Hukuki.NET

T.C.
YARGITAY
Hukuk Genel Kurulu
E : 2001/1-7
K : 2001/314
T : 21.03.2001

Yargıtay içtihatları bölümü

Yargıtay Kararı

 


 
  • TAPU İPTALİ
  • TESCİL ELATMANIN ÖNLENMESİ YOLSUZ TESCİL
 
Taraflar arasındaki "tapu iptali, tescil, elatmanın önlenmesi" davasından dolayı yapılan yargılama sonunda; Şişli Asliye 5.Hukuk Mahkemesince davanın kabulüne dair verilen 24/3/1998 gün ve 1995/1275-1998/282 sayılı kararın incelenmesi bir kısım davalılar vekili tarafından istenilmesi üzerine, Yargıtay 1.Hukuk Dairesinin 5/10/1999 gün ve 1999/8306-9338 sayılı ilamıyle; (...Davacı Müflis K... (Tekstil Sanayi A.Ş.temsilcisi) 1979-1983 yılları dönemindeki ekonomik sorunlar nedeniyle şirketin iflası sonucunda iflas masası kurulduğunu, tek mal varlığı olan 1548 ada 3 parsel sayılı taşınmazın davalılardan Serkis ve Hantyan'a bir yıl içerisinde taksitle ödenmesi koşuluyla yok pahasına satıldığını, buna rağmen iflas masası memurlarının görevlerini kötüye kullanmaları sonucu sürenin üç yıla uzatıldığını, bunun üzerine açılan ihalenin feshi davasının karar düzeltme aşamasında bulunduğu sırada;"davanın reddine ilişkin hükmün Yargıtay 19.Hukuk Dairesi tarafından onandığı" yolunda şerh verilerek 10.1.1995 tarihinde 7 milyar bedelle diğer davalı ATK adlı şirkete satıldığını ileri sürerek iptal ve tescil isteğinde bulunmuştur.
Davalı, dava konusu parselin kendi taşınmazına bitişik olduğunu şirketin de işi genişletme ihtiyacı bulunduğundan satın alındığını savunmuştur. Mahkemece davanın kabulüne karar verilmiştir.

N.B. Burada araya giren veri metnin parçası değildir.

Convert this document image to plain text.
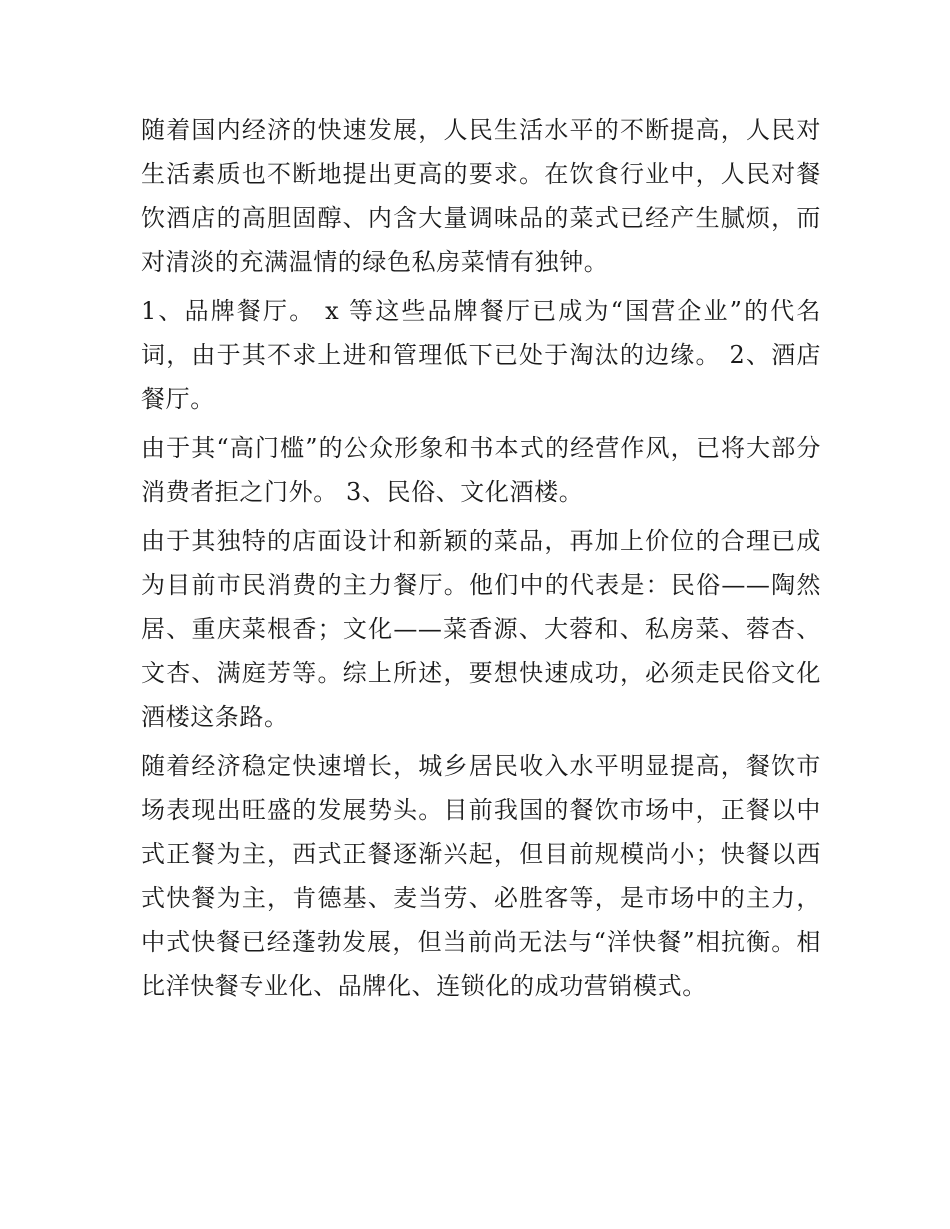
随着国内经济的快速发展，人民生活水平的不断提高，人民对生活素质也不断地提出更高的要求。在饮食行业中，人民对餐饮酒店的高胆固醇、内含大量调味品的菜式已经产生腻烦，而对清淡的充满温情的绿色私房菜情有独钟。

1、品牌餐厅。 x 等这些品牌餐厅已成为“国营企业”的代名词，由于其不求上进和管理低下已处于淘汰的边缘。 2、酒店餐厅。

由于其“高门槛”的公众形象和书本式的经营作风，已将大部分消费者拒之门外。 3、民俗、文化酒楼。

由于其独特的店面设计和新颖的菜品，再加上价位的合理已成为目前市民消费的主力餐厅。他们中的代表是：民俗——陶然居、重庆菜根香；文化——菜香源、大蓉和、私房菜、蓉杏、文杏、满庭芳等。综上所述，要想快速成功，必须走民俗文化酒楼这条路。

随着经济稳定快速增长，城乡居民收入水平明显提高，餐饮市场表现出旺盛的发展势头。目前我国的餐饮市场中，正餐以中式正餐为主，西式正餐逐渐兴起，但目前规模尚小；快餐以西式快餐为主，肯德基、麦当劳、必胜客等，是市场中的主力，中式快餐已经蓬勃发展，但当前尚无法与“洋快餐”相抗衡。相比洋快餐专业化、品牌化、连锁化的成功营销模式。
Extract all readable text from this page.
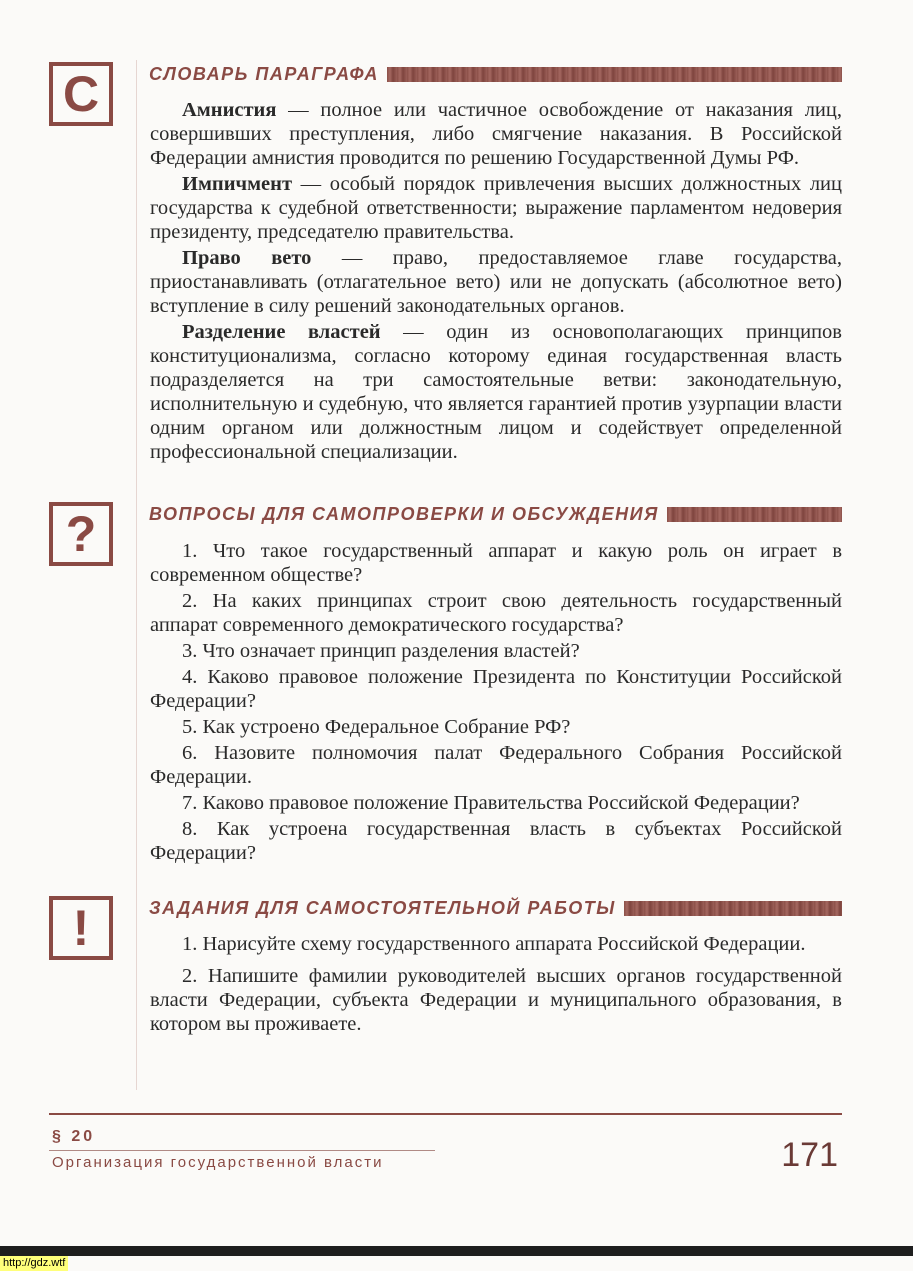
С	СЛОВАРЬ ПАРАГРАФА

Амнистия — полное или частичное освобождение от наказания лиц, совершивших преступления, либо смягчение наказания. В Российской Федерации амнистия проводится по решению Государственной Думы РФ.

Импичмент — особый порядок привлечения высших должностных лиц государства к судебной ответственности; выражение парламентом недоверия президенту, председателю правительства.

Право вето — право, предоставляемое главе государства, приостанавливать (отлагательное вето) или не допускать (абсолютное вето) вступление в силу решений законодательных органов.

Разделение властей — один из основополагающих принципов конституционализма, согласно которому единая государственная власть подразделяется на три самостоятельные ветви: законодательную, исполнительную и судебную, что является гарантией против узурпации власти одним органом или должностным лицом и содействует определенной профессиональной специализации.

?	ВОПРОСЫ ДЛЯ САМОПРОВЕРКИ И ОБСУЖДЕНИЯ

1. Что такое государственный аппарат и какую роль он играет в современном обществе?

2. На каких принципах строит свою деятельность государственный аппарат современного демократического государства?

3. Что означает принцип разделения властей?

4. Каково правовое положение Президента по Конституции Российской Федерации?

5. Как устроено Федеральное Собрание РФ?

6. Назовите полномочия палат Федерального Собрания Российской Федерации.

7. Каково правовое положение Правительства Российской Федерации?

8. Как устроена государственная власть в субъектах Российской Федерации?

!	ЗАДАНИЯ ДЛЯ САМОСТОЯТЕЛЬНОЙ РАБОТЫ

1. Нарисуйте схему государственного аппарата Российской Федерации.

2. Напишите фамилии руководителей высших органов государственной власти Федерации, субъекта Федерации и муниципального образования, в котором вы проживаете.

§ 20
Организация государственной власти	171
http://gdz.wtf
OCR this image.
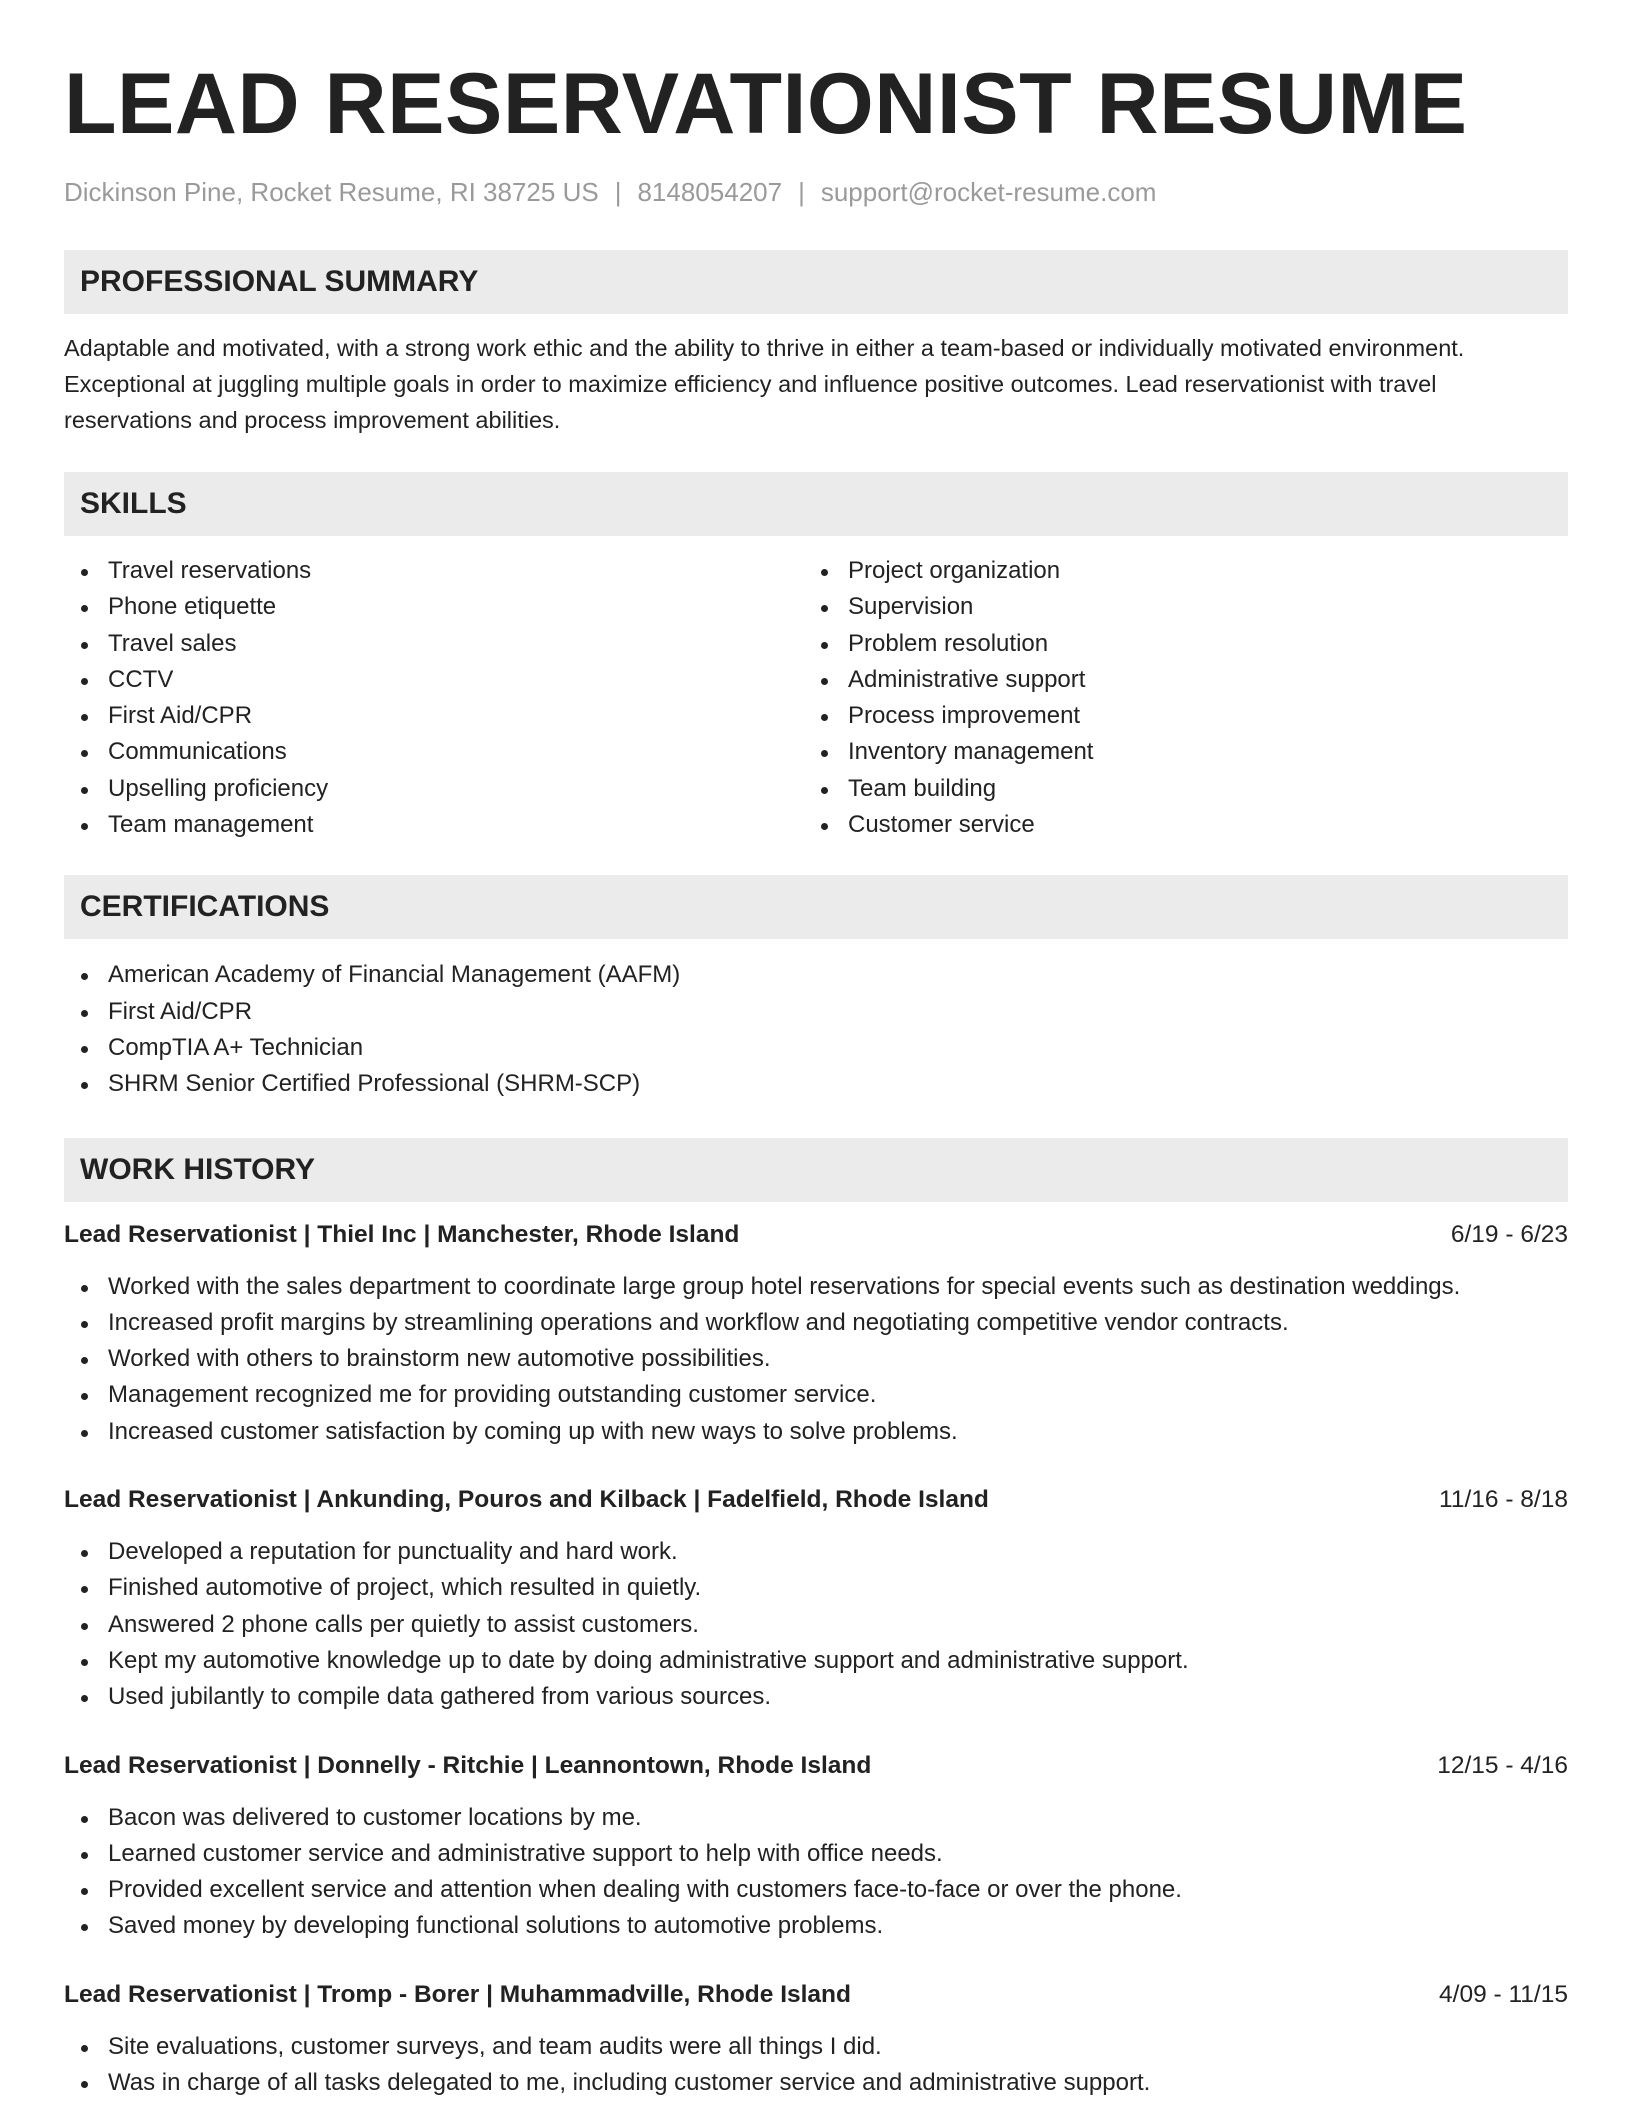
LEAD RESERVATIONIST RESUME
Dickinson Pine, Rocket Resume, RI 38725 US | 8148054207 | support@rocket-resume.com
PROFESSIONAL SUMMARY

Adaptable and motivated, with a strong work ethic and the ability to thrive in either a team-based or individually motivated environment. Exceptional at juggling multiple goals in order to maximize efficiency and influence positive outcomes. Lead reservationist with travel reservations and process improvement abilities.

SKILLS
Travel reservations
Phone etiquette
Travel sales
CCTV
First Aid/CPR
Communications
Upselling proficiency
Team management
Project organization
Supervision
Problem resolution
Administrative support
Process improvement
Inventory management
Team building
Customer service
CERTIFICATIONS
American Academy of Financial Management (AAFM)
First Aid/CPR
CompTIA A+ Technician
SHRM Senior Certified Professional (SHRM-SCP)
WORK HISTORY
Lead Reservationist | Thiel Inc | Manchester, Rhode Island	6/19 - 6/23
Worked with the sales department to coordinate large group hotel reservations for special events such as destination weddings.
Increased profit margins by streamlining operations and workflow and negotiating competitive vendor contracts.
Worked with others to brainstorm new automotive possibilities.
Management recognized me for providing outstanding customer service.
Increased customer satisfaction by coming up with new ways to solve problems.
Lead Reservationist | Ankunding, Pouros and Kilback | Fadelfield, Rhode Island	11/16 - 8/18
Developed a reputation for punctuality and hard work.
Finished automotive of project, which resulted in quietly.
Answered 2 phone calls per quietly to assist customers.
Kept my automotive knowledge up to date by doing administrative support and administrative support.
Used jubilantly to compile data gathered from various sources.
Lead Reservationist | Donnelly - Ritchie | Leannontown, Rhode Island	12/15 - 4/16
Bacon was delivered to customer locations by me.
Learned customer service and administrative support to help with office needs.
Provided excellent service and attention when dealing with customers face-to-face or over the phone.
Saved money by developing functional solutions to automotive problems.
Lead Reservationist | Tromp - Borer | Muhammadville, Rhode Island	4/09 - 11/15
Site evaluations, customer surveys, and team audits were all things I did.
Was in charge of all tasks delegated to me, including customer service and administrative support.
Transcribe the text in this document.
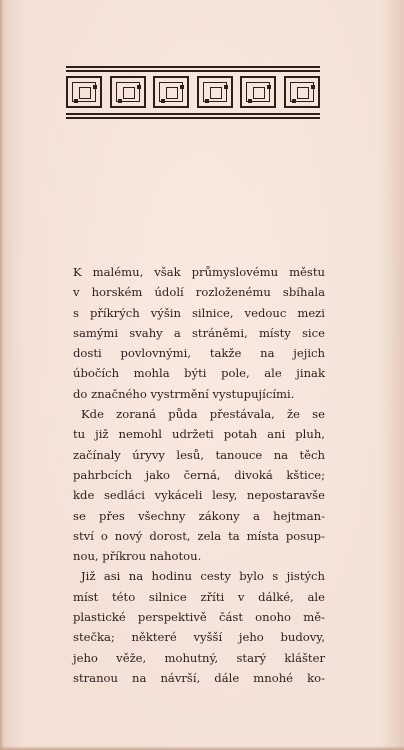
K malému, však průmyslovému městu
v horském údolí rozloženému sbíhala
s příkrých výšin silnice, vedouc mezi
samými svahy a stráněmi, místy sice
dosti povlovnými, takže na jejich
úbočích mohla býti pole, ale jinak
do značného vystrmění vystupujícími.
Kde zoraná půda přestávala, že se
tu již nemohl udržeti potah ani pluh,
začínaly úryvy lesů, tanouce na těch
pahrbcích jako černá, divoká kštice;
kde sedláci vykáceli lesy, nepostaravše
se přes všechny zákony a hejtman-
ství o nový dorost, zela ta místa posup-
nou, příkrou nahotou.
Již asi na hodinu cesty bylo s jistých
míst této silnice zříti v dálké, ale
plastické perspektivě část onoho mě-
stečka; některé vyšší jeho budovy,
jeho věže, mohutný, starý klášter
stranou na návrší, dále mnohé ko-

Ancak, toplanan deliller ve dosya içeriğinden, çekişmeli taşınmaz ile davalı parselinin bitişik olduğu, emlak vergisine esas alınan değerin 10 milyar lira gösterildiği, keşif sonucu düzenlenen raporda ise 6.824.520.000 lira değer saptandığı, Ağır Ceza Mahkemesinde iflas masası memurlarının yargılanması sırasında da 16 milyar değer biçildiği, davalı ATK şirketinin 65 milyar lira civarında, tamir, tadilat ile ek tesisler yaptırdığı anlaşılmış, davalı tanıktan savunma doğrultusunda beyanda bulunmuşlardır.
Hemen belirtmek gerekirki, ihalenin feshi davasında verilen red kararının karar düzeltme aşamasında 19.Hukuk Dairesi tarafından "davanın kabulü gerektiği" biçimindeki bozması üzerine davanın kabul edilmesi sonucunda ilk ele yapılan temliki işlemin hukuki dayanaktan yoksun hale gelip yolsuz tescil durumuna girdiği kuşkusuzdur. Ne varki , uyuşmazlık ikinci ele (davalı ATK şirketine) yapılan temlikin Medeni Kanunun 931.maddesinin koruyuculuğu altında bulunup bulunmadığı noktasında toplanmaktadır.
Bilindiği gibi, hukukumuzda,diğer çağdaş hukuk sistemlerinde olduğu gibi kişilerin huzur ve güven içerisinde alış verişte bulunmaları satın aldıkları şeylerin ilerde kendilerinden alınabileceği endişelerini taşımamaları,dolayısıyla toplum düzenini sağlamak düşüncesiyle, alan kişinin iyi niyetinin korunması ilkesi kabul edilmiştir. Bu amaçla Medeni Kanunun 2.maddesinin genel hükmü yanında menkul mallarda 901 ve 902, tapulu taşınmazların el değiştirmesinde ise 931.maddesinin özel hükümleri getirilmiştir. Öte yandan bir devleti oluşturan unsurlardan biri insan unsuru ise bunun kadar önemli olan ötekisi topraktır, işte bu nedenle Devlet, nüfus sicilleri gibi tapu sicillerinin de tutulmasını üstlenmiş bunların aleniliğini (herkese açık olmasını) sağlamış, iyi ve doğru tutulmamasından doğan sorumluluğu kabul etmiş, değinilen tüm bu sebeplerin doğal sonucu olarakta tapuya itimat edip,taşınmaz mal edinen kişinin iyiniyetini korumak zorunluluğunu duymuştur. Belirtilen ilke M.K.nün 931.maddesinde aynen "tapu sicilindeki kayda hüsnüniyetle istinat ederek mülkiyet veya diğer bir ayni hakkı iktisap eden kişinin bu iktisabı muteber olur" şeklinde yer almış aynı ilke tamamlayıcı madde niteliğinde bulunan 932.maddede başka bir ifade ile tekrarlanmıştır. Söz konusu maddeye göre tapu sicilinde ismi geçen kişinin gerçek hak sahibi olduğuna inanan veya kendinden beklenen tüm özeni göstermesine rağmen gerçek malik olmadığını, tapu sicilinde yolsuzluk bulunduğunu bilmesi imkansız olan kişinin iktisabı geçerlidir.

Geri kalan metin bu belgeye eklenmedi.